I have a water meter reader which updates over MQTT every 2 minutes. On each update it sends out the meter reading and also the rate (gal/h) since the last reading (2 minutes prior). However, my household often goes several hours without using a drop of water (especially at night). So even though the MQTT sensor gets an update every 2 minutes, when it’s the same value the state doesn’t change and therefore during that period there are no new values stored in the HA recorder database.
That would normally be fine, but the problem is I’m trying to set up a sensor which tells me the average water consumption over the past 2 hours. I’m using the statistics sensor with the MQTT rate sensor as the source sensor, and I’m using average_step
. The problem occurs in 3 scenarios:
- Long period without updates/changes prior and into the beginning of the 2-hour window: In this scenario, the entire 2-hour window isn’t taken into account. So if there was a sensor update 2.5 hours ago, and then nothing until a few updates within the past 15 minutes, the statistics sensor will report only the average usage over the past 15 minutes. It completely ignores the fact that there was no water consumption for 1.75 hours. This will cause the sensor to report much larger values than reality.
- Long period without updates/changes at the end of the 2-hour window: In this scenario, there has been no water consumption for a long time (but less than 2 hours). The statistics sensor doesn’t have a new value to use, so the average should be trending down, but it does not. This will cause the sensor to report much larger values than reality.

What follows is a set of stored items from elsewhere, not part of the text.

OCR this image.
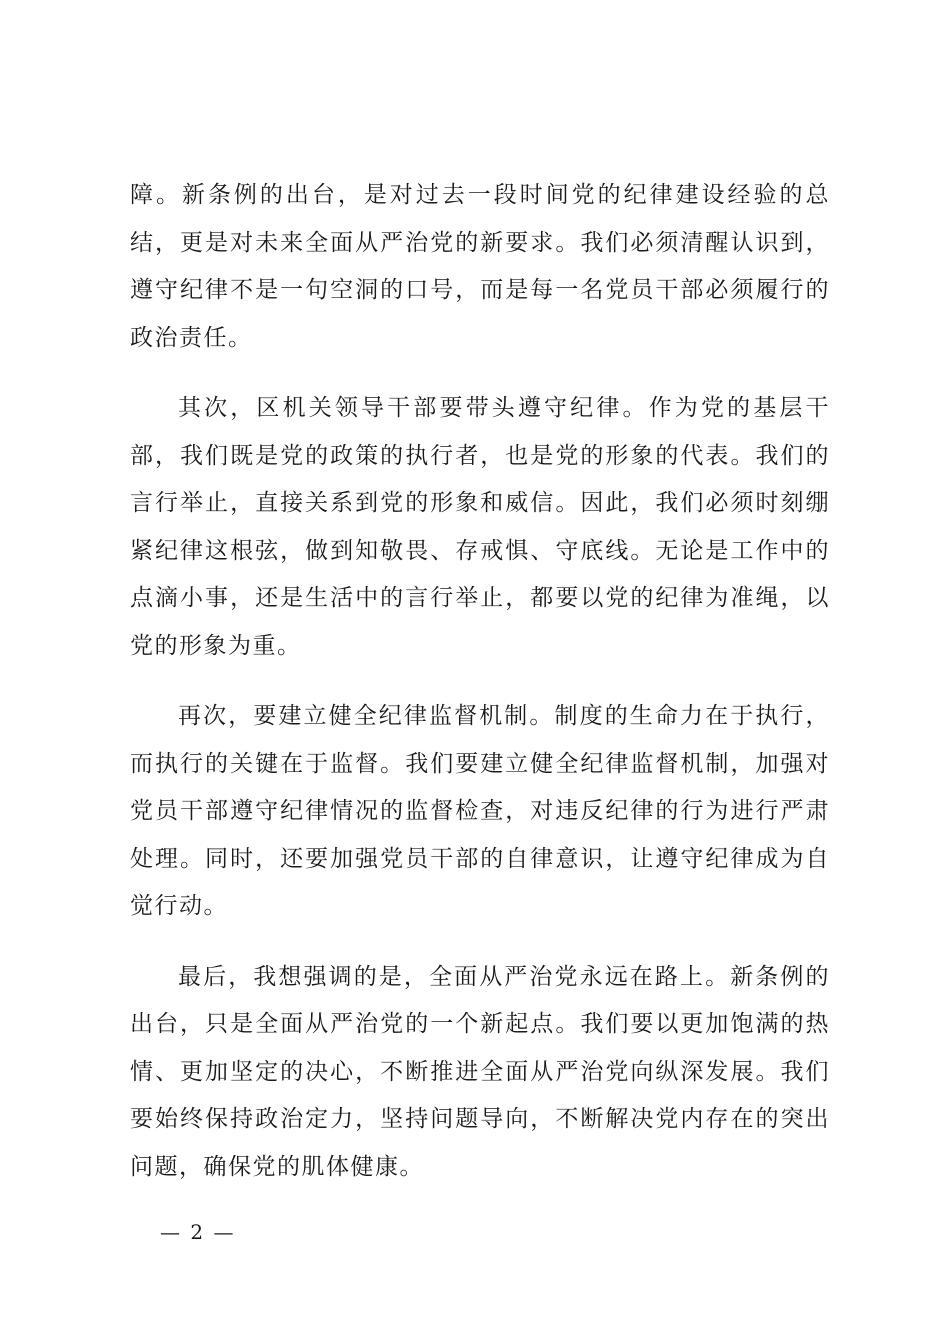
障。新条例的出台，是对过去一段时间党的纪律建设经验的总结，更是对未来全面从严治党的新要求。我们必须清醒认识到，遵守纪律不是一句空洞的口号，而是每一名党员干部必须履行的政治责任。

其次，区机关领导干部要带头遵守纪律。作为党的基层干部，我们既是党的政策的执行者，也是党的形象的代表。我们的言行举止，直接关系到党的形象和威信。因此，我们必须时刻绷紧纪律这根弦，做到知敬畏、存戒惧、守底线。无论是工作中的点滴小事，还是生活中的言行举止，都要以党的纪律为准绳，以党的形象为重。

再次，要建立健全纪律监督机制。制度的生命力在于执行，而执行的关键在于监督。我们要建立健全纪律监督机制，加强对党员干部遵守纪律情况的监督检查，对违反纪律的行为进行严肃处理。同时，还要加强党员干部的自律意识，让遵守纪律成为自觉行动。

最后，我想强调的是，全面从严治党永远在路上。新条例的出台，只是全面从严治党的一个新起点。我们要以更加饱满的热情、更加坚定的决心，不断推进全面从严治党向纵深发展。我们要始终保持政治定力，坚持问题导向，不断解决党内存在的突出问题，确保党的肌体健康。

— 2 —
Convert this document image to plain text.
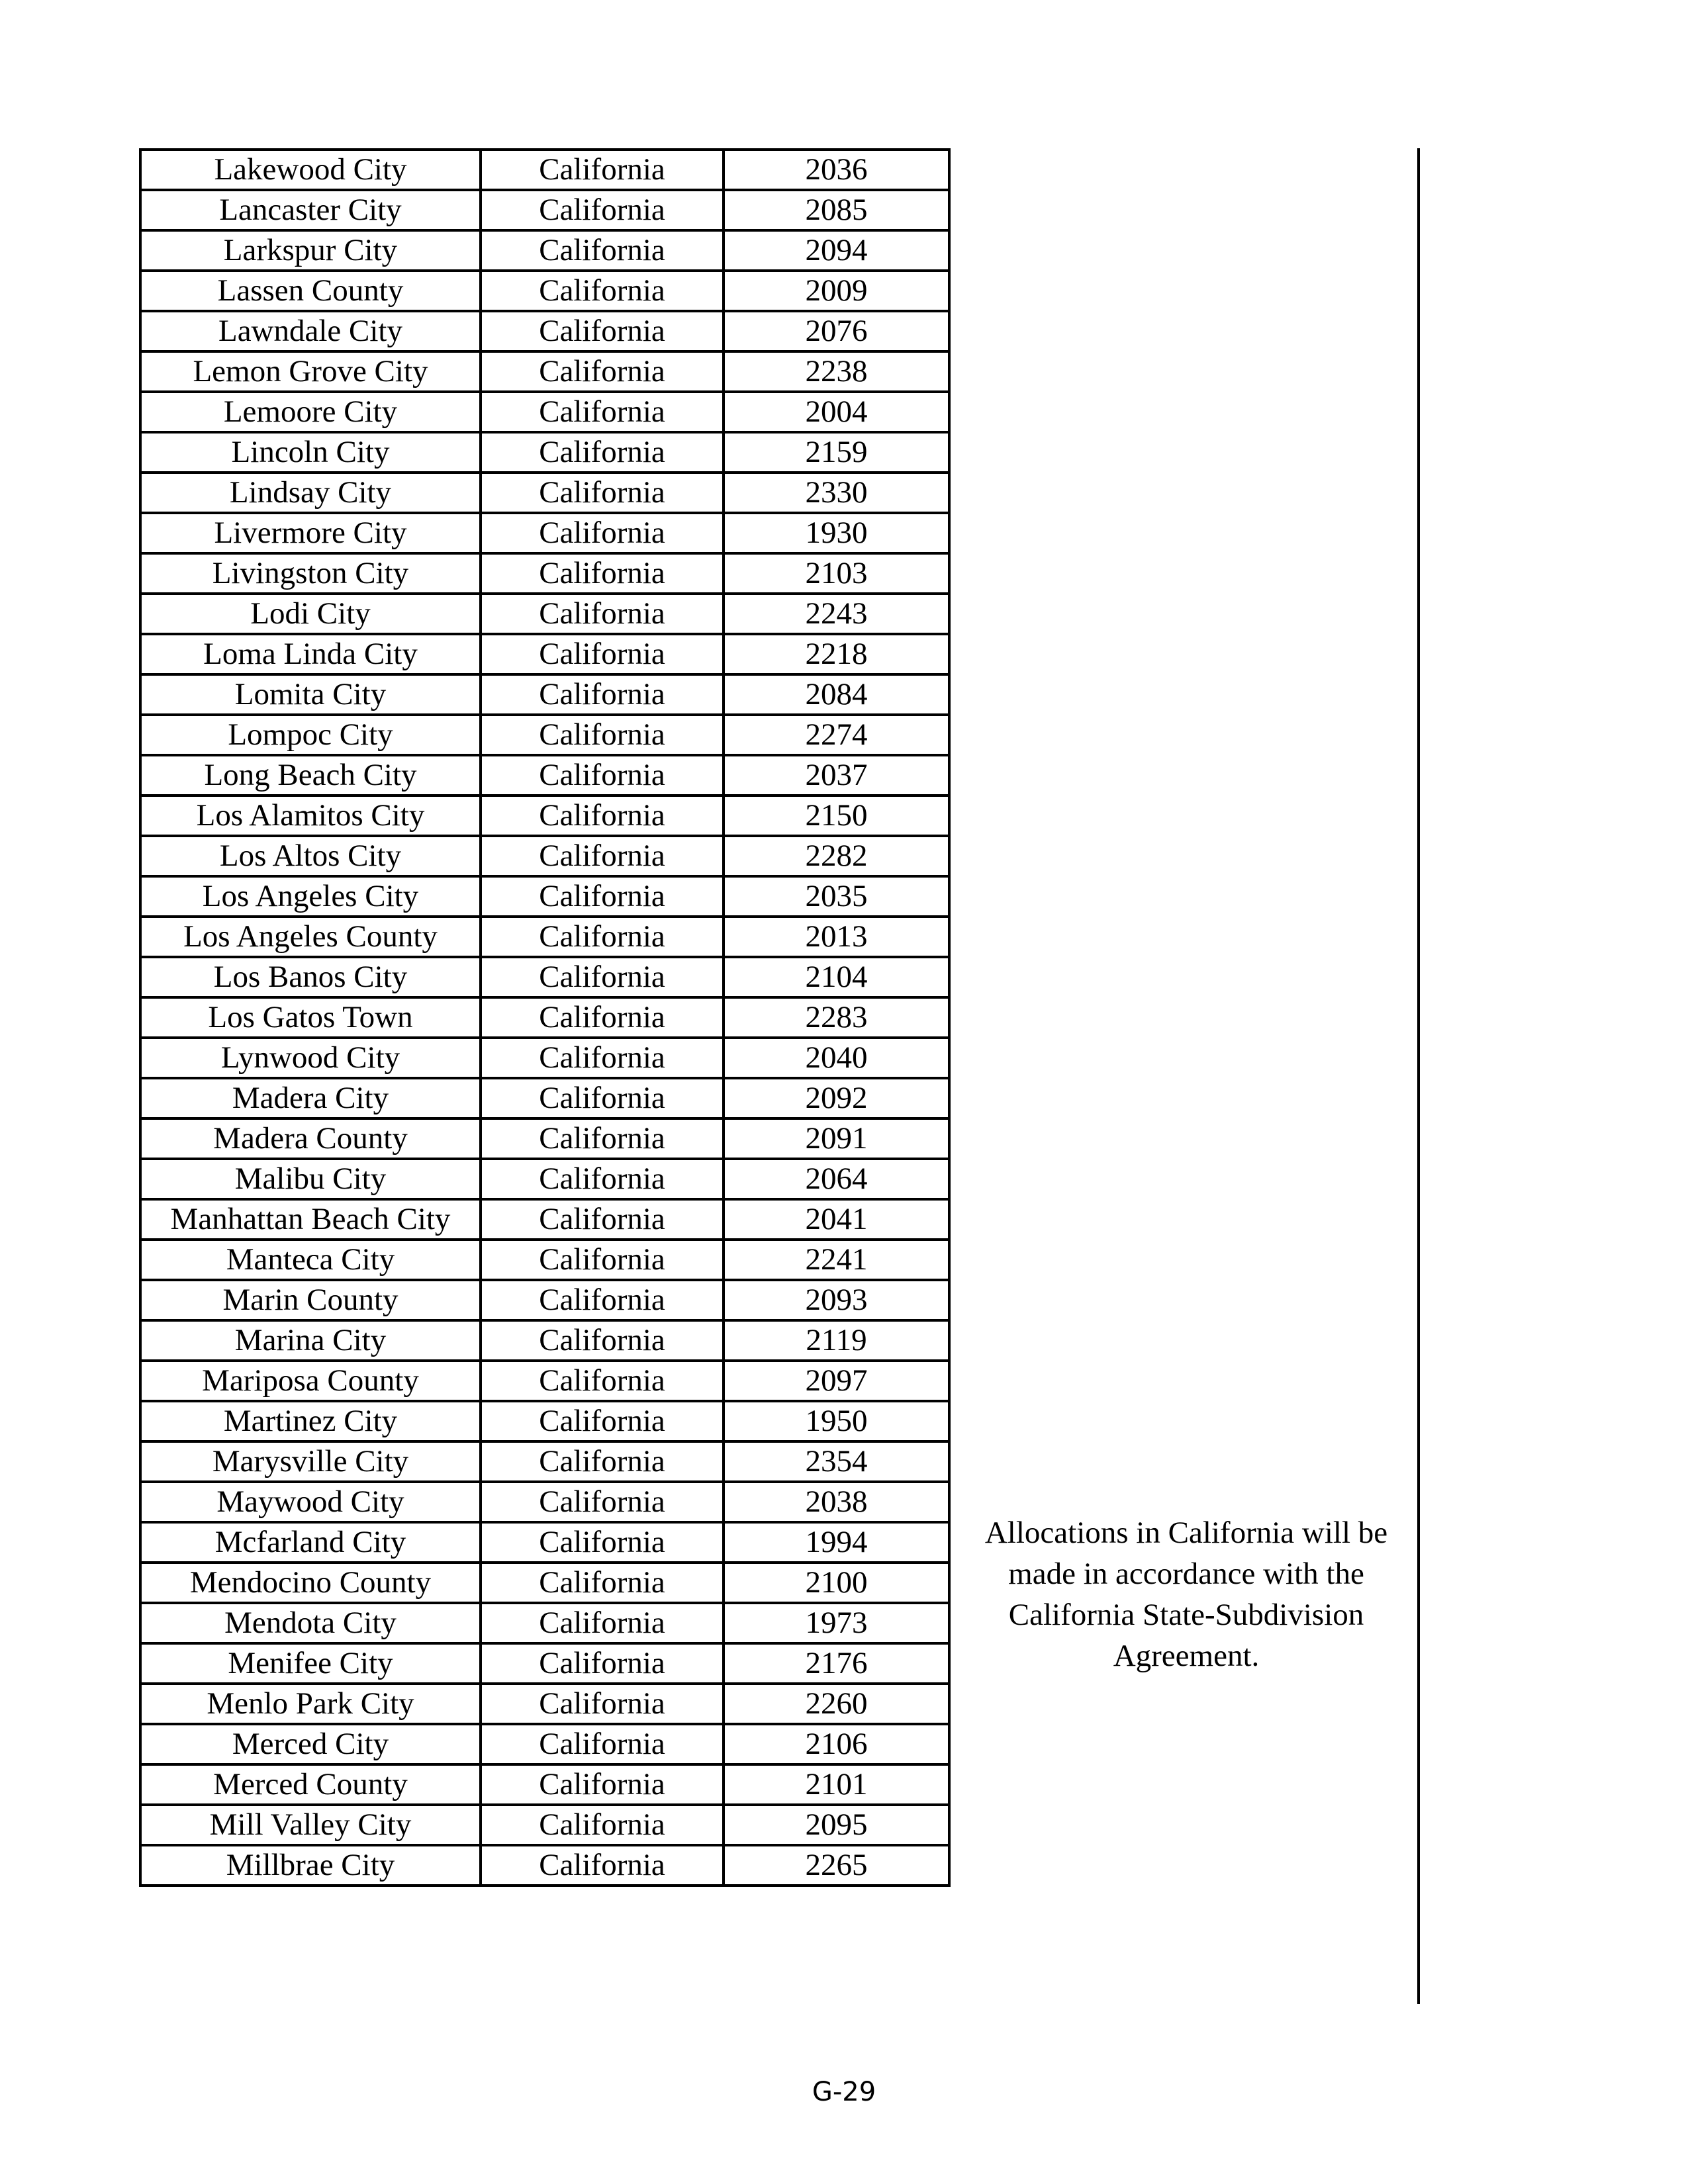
Lakewood City	California	2036
Lancaster City	California	2085
Larkspur City	California	2094
Lassen County	California	2009
Lawndale City	California	2076
Lemon Grove City	California	2238
Lemoore City	California	2004
Lincoln City	California	2159
Lindsay City	California	2330
Livermore City	California	1930
Livingston City	California	2103
Lodi City	California	2243
Loma Linda City	California	2218
Lomita City	California	2084
Lompoc City	California	2274
Long Beach City	California	2037
Los Alamitos City	California	2150
Los Altos City	California	2282
Los Angeles City	California	2035
Los Angeles County	California	2013
Los Banos City	California	2104
Los Gatos Town	California	2283
Lynwood City	California	2040
Madera City	California	2092
Madera County	California	2091
Malibu City	California	2064
Manhattan Beach City	California	2041
Manteca City	California	2241
Marin County	California	2093
Marina City	California	2119
Mariposa County	California	2097
Martinez City	California	1950
Marysville City	California	2354
Maywood City	California	2038
Mcfarland City	California	1994
Mendocino County	California	2100
Mendota City	California	1973
Menifee City	California	2176
Menlo Park City	California	2260
Merced City	California	2106
Merced County	California	2101
Mill Valley City	California	2095
Millbrae City	California	2265
Allocations in California will be
made in accordance with the
California State-Subdivision
Agreement.
G-29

- Periods without updates extending beyond 2 hours: This causes the statistics sensor to report “unknown”. This scenario is covered fairly clearly in the docs, but the other two are not.
After understanding these issues, I tried a different route and went for a derivative sensor. I set it up based off a 2 hour window and looking at the actual meter reading (as opposed to looking at the rate sensor which is what the statistics sensor was pointed at). This derivative sensor has different issues:
- It only updates upon state changes. So during long periods of no water usage, the derivative remains at whatever the rate was just prior to the water being stopped.
- It will never report a zero derivative on an always-increasing sensor like a meter reading, because there will never be two of the same values for which it to calculate zero slope.
- The sensor is simply calculating the slope between two points: One point 2 hours ago, and one point now. The value it takes from two hours ago is interpolated from the two closest data points (one older than 2 hours, one newer). With a sensor that changes in steps, I’d want to just look at the data point older than 2 hours.
If anyone is still reading at this point: Am I doing something silly? Can it really be this hard to get an accurate calculation of average water usage?
My next plan is going to be to set up an SQL sensor to pull out the water meter reading that is 2 hours old (or more accurately: the newest reading that is older than 2 hours). With that value known, I can make a template sensor for rate (derivative) based on the latest meter reading and that SQL reading, and have it update however often I want (time-based, not state-change-based).
I think I’m just surprised at the fact that HA is set up to not store sensor data if the state hasn’t changed, but then the statistics sensors and derivative sensors do such a poor job of handling that scenario.